9/24/2013

Grazie a Alvaro Mutis

   Sia grazie, e grazia, al grande narratore Alvaro Mutis, i cui titoli dei romanzi già rapiscono - "Trittico di mare e di terra", “Abdul Bashur, sognatore di navi”, "Ilona viene con la pioggia” – figuratevi leggerli e attraversarli. Inventore di una serie di nuovi eroi esistenziali, avventurieri nomadi e visionari che s’incrociano nei suoi romanzi assumendo di volta in volta il ruolo di protagonisti, narratori o testimoni delle storie; mitografo di una geografia poetica che collega Bergen a Madrid, Cartagena a Roma e Kuala Lumpur a Istanbul ecc., Mutis è stato soprattutto un cantore appassionato dell’amicizia, sentimento che lega i disparati avventurieri che popolano i suoi romanzi. Come Maqroll il Gabbiere (l’addetto alla manovra delle vele di gabbia, sulla sommità di alberi e pennoni), che quanto a poetico sradicamento ricorda il marinaio Corto Maltese, di cui condivide la situazione di trovarsi quasi sempre a terra e non in mare; come il pittore Alejandro Obregon, che voleva ritrarre il vento che non lascia tracce; come Abdul Bashur, o come lo scrittore Gabriel Garcia Marquez, amico di Mutis che compare come personaggio in alcune storie. Non importa se veri o immaginari, vivono tutti la dimensione del mito e della letteratura, ossia una vita più alta e consapevole, amica del sogno.
  Alvaro Mutis è stato lo scrittore più generoso nel mitizzare e rimitizzare di continuo, trasformandola e facendola lievitare, la vita e la cosiddetta realtà. Lo faceva con un costante sorriso di consapevolezza sulle labbra, consapevolezza soprattutto che l’importante è narrare, e che le storie servono a mantenere vivo il narrare, non il contrario; a dare fiducia a quella dimensione al tempo stesso così folle e terapeutica, così sovranamente inutile e necessaria, che è la letteratura.
(uscito su l'Unità del 24 settembre 2013)

9/13/2013

Hello

Mi scuso della prolungata assenza di parole. Un blog muto silenzioso è una cosa strana, però ora va così. 
Non è perché in questo periodo sono in India (ogni tanto ho il wifi, come adesso, a Puri, sull'Oceano Indiano), è perché sia qui che in Italia trovo molto difficile "pubblicare" parole che siano non dico "giuste" (non lo pretendo molto spesso), ma di cui possa non provare il disagio della vergogna, dopo quello dell'inadeguatezza e della non opportunità; o di cui almeno possa non vergognarmi dopo pochissimo tempo...
Aspetto poi di avere parole (e l'opportunità di offrirle) riguardo alle quali possa sperare che non mi si cancellino immediatamente nel rumore di fondo, tra tutte le altre parole che sgomitano nella semiosfera come batteri, o come pezzi di plastica nelle discariche; parole che, viceversa, non  abbiano la presunzione di non appartenere alla grande discarica cui tutti perveniamo prima o poi...

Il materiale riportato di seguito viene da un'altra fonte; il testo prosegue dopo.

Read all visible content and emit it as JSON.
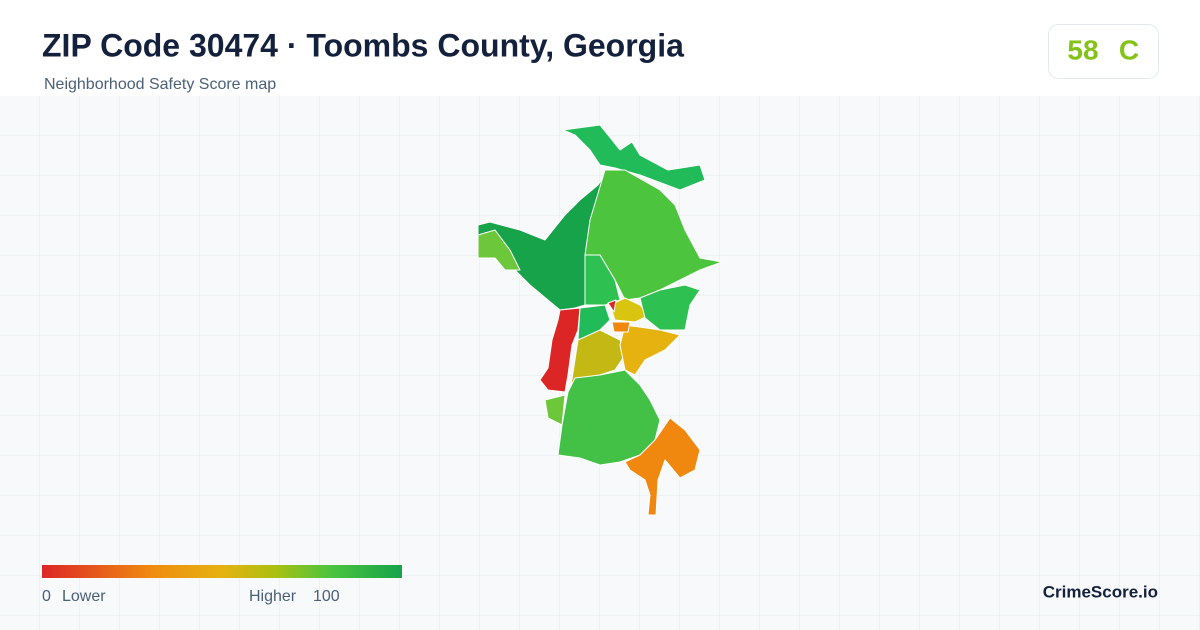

   Va beh, ci sentiamo, ci leggeremo.
   Comunque sia, correggo e rivedo il malloppo di uno strano romanzo che entro questo mese consegnerò a chi di dovere. Alla mia destra l'Oceano Indiano con le sue onde lunghissime e continue sembra immobile. Anche l'immenso a volte sembra limitato, e lo è, perché è il guardare stesso, il vedere, che è fatto di limiti, attestazione di limiti - come tutti i sensi, mente compresa. (Questa non è filosofia).